Setiap harinya di musim kemarau, mereka harus mencari air bersih hingga ke dalam goa, perjalan tersebut harus di tempuh dengan berkilometer jauhnya. Hal ini dilakukan tiap hari demi memenuhi kebutuhan akan air bersih.

Pentingnya Menjaga Keseimbangan Lingkungan
Musim kemarau sebenarnya hal yang biasa di daerah tropis. Pilihannya, di daerah ini bila tidak musim kemarau ya, musim hujan.

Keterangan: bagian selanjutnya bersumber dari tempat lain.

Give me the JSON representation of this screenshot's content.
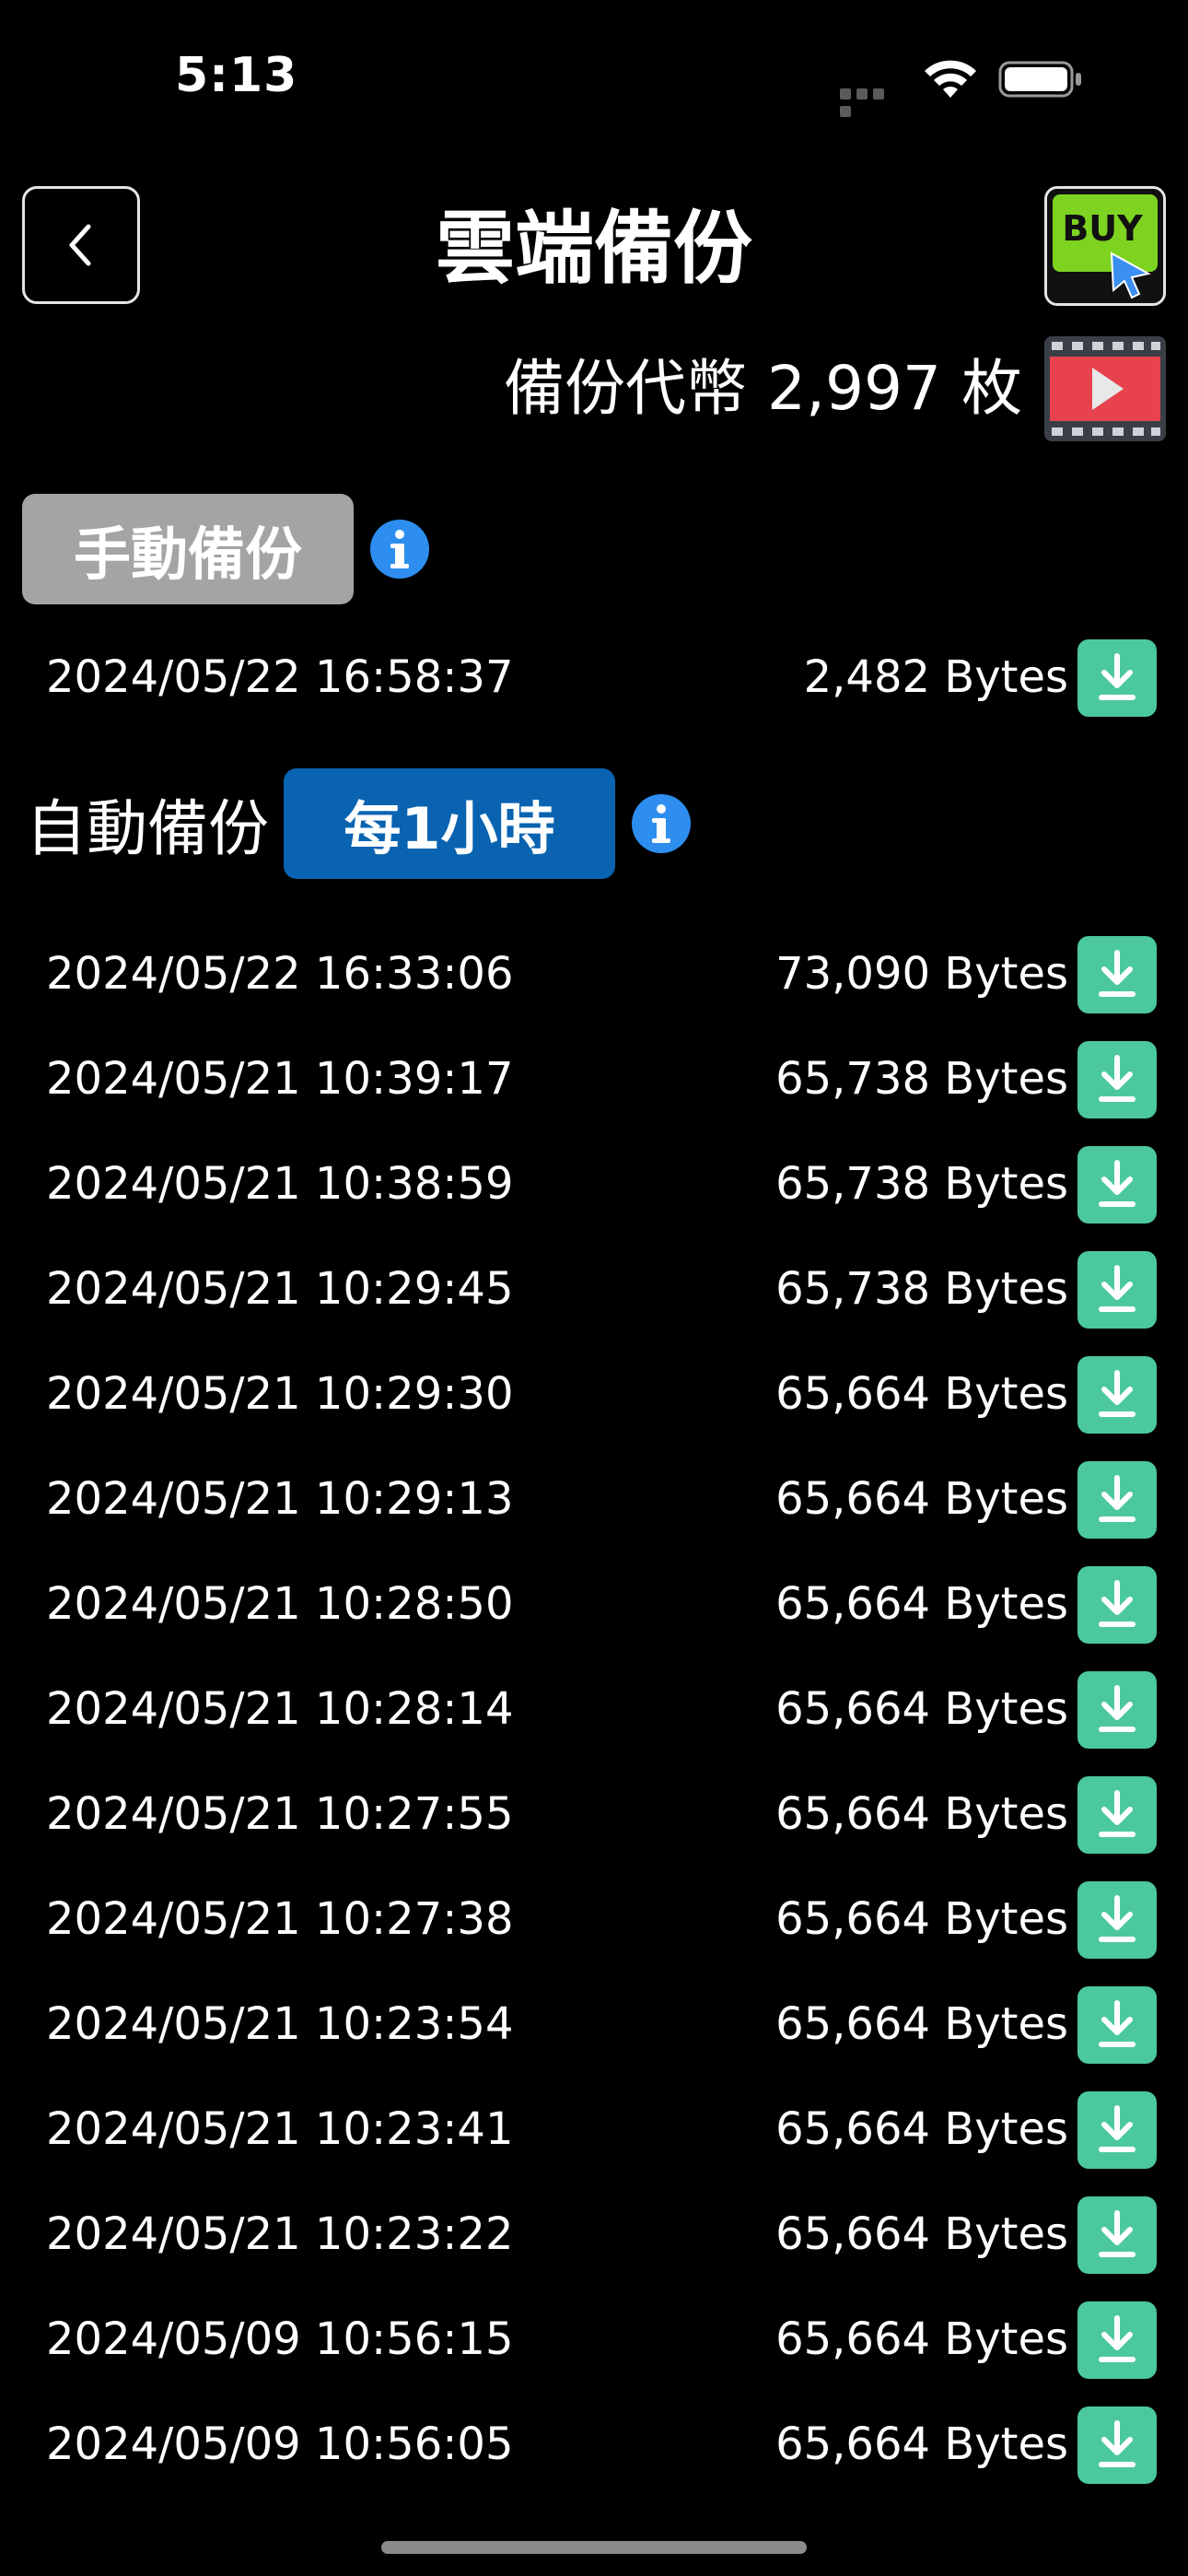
{
  "status_bar": {
    "time": "5:13"
  },
  "header": {
    "title": "雲端備份",
    "buy_badge": "BUY"
  },
  "tokens": {
    "label": "備份代幣",
    "count": "2,997",
    "unit": "枚"
  },
  "manual_backup": {
    "label": "手動備份",
    "entries": [
      {
        "date": "2024/05/22 16:58:37",
        "size": "2,482 Bytes"
      }
    ]
  },
  "auto_backup": {
    "label": "自動備份",
    "interval_label": "每1小時",
    "entries": [
      {
        "date": "2024/05/22 16:33:06",
        "size": "73,090 Bytes"
      },
      {
        "date": "2024/05/21 10:39:17",
        "size": "65,738 Bytes"
      },
      {
        "date": "2024/05/21 10:38:59",
        "size": "65,738 Bytes"
      },
      {
        "date": "2024/05/21 10:29:45",
        "size": "65,738 Bytes"
      },
      {
        "date": "2024/05/21 10:29:30",
        "size": "65,664 Bytes"
      },
      {
        "date": "2024/05/21 10:29:13",
        "size": "65,664 Bytes"
      },
      {
        "date": "2024/05/21 10:28:50",
        "size": "65,664 Bytes"
      },
      {
        "date": "2024/05/21 10:28:14",
        "size": "65,664 Bytes"
      },
      {
        "date": "2024/05/21 10:27:55",
        "size": "65,664 Bytes"
      },
      {
        "date": "2024/05/21 10:27:38",
        "size": "65,664 Bytes"
      },
      {
        "date": "2024/05/21 10:23:54",
        "size": "65,664 Bytes"
      },
      {
        "date": "2024/05/21 10:23:41",
        "size": "65,664 Bytes"
      },
      {
        "date": "2024/05/21 10:23:22",
        "size": "65,664 Bytes"
      },
      {
        "date": "2024/05/09 10:56:15",
        "size": "65,664 Bytes"
      },
      {
        "date": "2024/05/09 10:56:05",
        "size": "65,664 Bytes"
      }
    ]
  },
  "colors": {
    "background": "#000000",
    "manual_label_bg": "#a4a4a4",
    "interval_button_bg": "#0a63b0",
    "download_button_bg": "#4cc8a0",
    "info_icon": "#2d8ef0"
  }
}
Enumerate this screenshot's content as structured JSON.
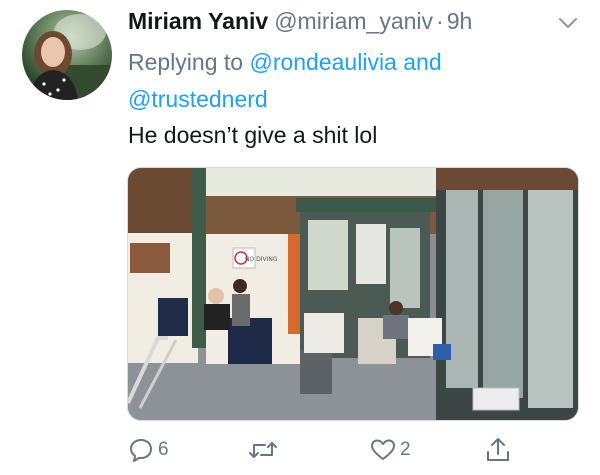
{
  "tweet": {
    "author_name": "Miriam Yaniv",
    "author_handle": "@miriam_yaniv",
    "separator": "·",
    "timestamp": "9h",
    "replying_prefix": "Replying to",
    "mention_1": "@rondeaulivia",
    "mention_joiner": "and",
    "mention_2": "@trustednerd",
    "text": "He doesn’t give a shit lol",
    "avatar_icon": "profile-photo",
    "media": {
      "sign_text": "NO DIVING"
    }
  },
  "actions": {
    "reply": {
      "icon": "reply-icon",
      "count": "6"
    },
    "retweet": {
      "icon": "retweet-icon",
      "count": ""
    },
    "like": {
      "icon": "heart-icon",
      "count": "2"
    },
    "share": {
      "icon": "share-icon",
      "count": ""
    }
  },
  "colors": {
    "text_primary": "#14171a",
    "text_secondary": "#657786",
    "accent": "#1da1f2"
  }
}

Namun bila kemarau akhir-akhir ini berarti petaka, (sulit air alias kekeringan), maka ada yang tidak beres dalam hal hubungan manusia dengan lingkungan hidup dan alam di sekitarnya.
Kekeringan sebagai akibat berkurangnya pasokan air dari sumber mata air, sungai dan danau/waduk, terjadi diyakini karena penggerusan bukit-bukit, atau gunung. Bukit dan tanah sekitar pemukiman kian hari kian langka ditumbuhi pohon-pohon. Air pun sulit tersimpan di dalam tanah, maka mata air kian berkurang dan hilang. Pembabatan hutan, kian banyaknya atau bahkan populasi manusia yang over mengakibatkan tumbuhnya pemukiman yang menghancurkan lahan hijau.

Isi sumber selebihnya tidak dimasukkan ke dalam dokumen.